Crise de crédibilité au sein de la rédaction de NHK

L’écart marqué entre les chiffres de popularité publiés par NHK et ceux rapportés par d’autres médias, ainsi que l’explosion sans précédent des réactions sur les réseaux sociaux, soulèvent de graves questions sur la crédibilité éditoriale, la neutralité journalistique et la légitimité du financement de la radiodiffusion publique au Japon.
Crise de crédibilité au sein de la rédaction de NHK

Il est difficile d’échapper à la conclusion que la rédaction de NHK est devenue profondément corrompue.
Le gouvernement devrait mener une enquête approfondie sur les personnes qui exercent un contrôle effectif sur le service d’information de NHK.

Même TBS a rapporté un taux d’approbation de 78 % pour l’administration de Sanae Takaichi.
Pourtant, ce matin, la rédaction de NHK a présenté un chiffre de seulement 62 %.
Un tel écart ne peut être considéré comme une simple coïncidence. Il révèle clairement l’orientation de la ligne éditoriale de NHK.

Pour le dire sans détour, la réalité du sentiment public se situe sur un tout autre plan.
D’un point de vue vécu et intuitif, beaucoup ont le sentiment que jusqu’à 90 % de la population soutient Sanae Takaichi, autrement dit l’administration Takaichi.

Un indicateur particulièrement révélateur de cette réalité se trouve sur les réseaux sociaux.
Dans le monde rapide et en temps réel des SNS — et plus encore lorsqu’il s’agit de politique — un nombre de 15,92 millions de vues était déjà pratiquement sans précédent.
Mais ce chiffre ne s’est pas arrêté là. Il a continué d’augmenter à un rythme extraordinaire.

Le gouvernement doit prendre en compte la volonté collective du peuple japonais.
Il ne doit pas tolérer la domination persistante d’individus incompétents et méprisables qui contrôlent de fait la rédaction de NHK.

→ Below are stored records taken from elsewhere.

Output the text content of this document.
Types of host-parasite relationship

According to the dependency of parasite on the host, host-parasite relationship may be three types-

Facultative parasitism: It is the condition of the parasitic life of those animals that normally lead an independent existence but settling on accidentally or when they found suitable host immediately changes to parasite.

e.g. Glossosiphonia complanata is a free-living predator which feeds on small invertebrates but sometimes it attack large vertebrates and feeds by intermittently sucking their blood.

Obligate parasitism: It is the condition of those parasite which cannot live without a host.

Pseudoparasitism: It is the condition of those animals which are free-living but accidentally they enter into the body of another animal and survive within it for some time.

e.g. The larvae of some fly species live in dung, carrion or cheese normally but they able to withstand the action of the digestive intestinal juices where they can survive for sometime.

Même la caricature de Mme Takaichi diffusée dans le journal télévisé de ce matin était d’un irrespect choquant.
À l’inverse, Xi Jinping est systématiquement représenté avec un visage souriant et des pandas — des symboles de bienveillance.
Quel spectateur peut honnêtement ne pas percevoir le déséquilibre troublant de ce traitement médiatique ?

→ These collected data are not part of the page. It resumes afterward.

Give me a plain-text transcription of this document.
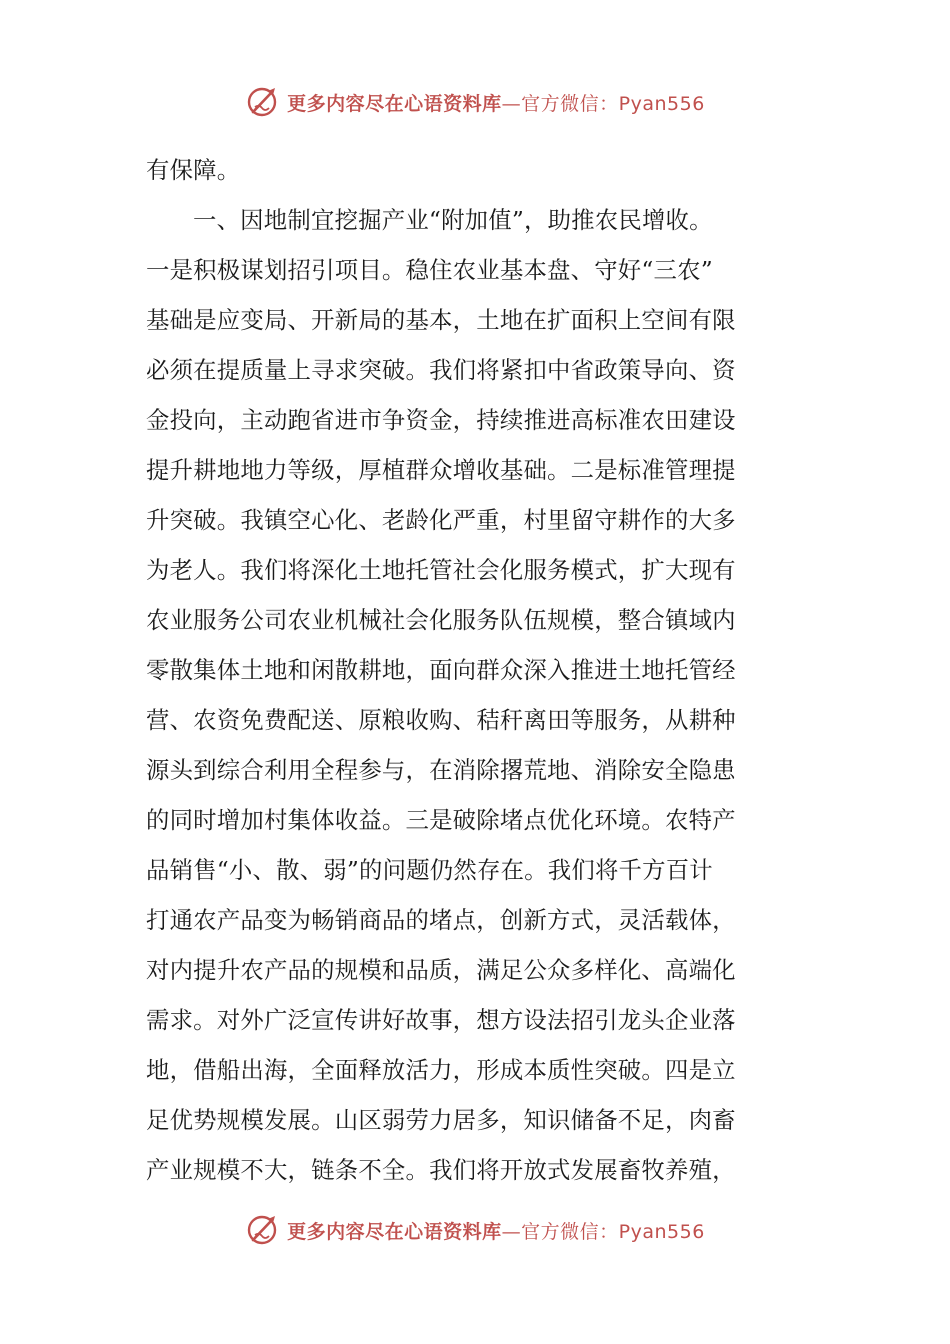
更多内容尽在心语资料库—官方微信：Pyan556
有保障。
一、因地制宜挖掘产业“附加值”，助推农民增收。
一是积极谋划招引项目。稳住农业基本盘、守好“三农”
基础是应变局、开新局的基本，土地在扩面积上空间有限
必须在提质量上寻求突破。我们将紧扣中省政策导向、资
金投向，主动跑省进市争资金，持续推进高标准农田建设
提升耕地地力等级，厚植群众增收基础。二是标准管理提
升突破。我镇空心化、老龄化严重，村里留守耕作的大多
为老人。我们将深化土地托管社会化服务模式，扩大现有
农业服务公司农业机械社会化服务队伍规模，整合镇域内
零散集体土地和闲散耕地，面向群众深入推进土地托管经
营、农资免费配送、原粮收购、秸秆离田等服务，从耕种
源头到综合利用全程参与，在消除撂荒地、消除安全隐患
的同时增加村集体收益。三是破除堵点优化环境。农特产
品销售“小、散、弱”的问题仍然存在。我们将千方百计
打通农产品变为畅销商品的堵点，创新方式，灵活载体，
对内提升农产品的规模和品质，满足公众多样化、高端化
需求。对外广泛宣传讲好故事，想方设法招引龙头企业落
地，借船出海，全面释放活力，形成本质性突破。四是立
足优势规模发展。山区弱劳力居多，知识储备不足，肉畜
产业规模不大，链条不全。我们将开放式发展畜牧养殖，
更多内容尽在心语资料库—官方微信：Pyan556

NHK est devenue, de fait, indistinguable d’un organe de propagande d’État chinois.
Une organisation dans un tel état n’a absolument aucun droit moral d’exiger le paiement d’une redevance audiovisuelle auprès du public.

**Une augmentation de 2,4 millions en quelques minutes —

La réalité révélée par une réaction populaire sans précédent**

J’ai vérifié les chiffres à nouveau à l’instant et, pour être honnête, j’ai été stupéfait.
L’augmentation n’est pas de l’ordre de quelques dizaines de milliers. Elle se produit à l’échelle de millions.

En l’espace de quelques minutes seulement,
le nombre de vues est passé brutalement de 15,7 millions à 18,1 millions.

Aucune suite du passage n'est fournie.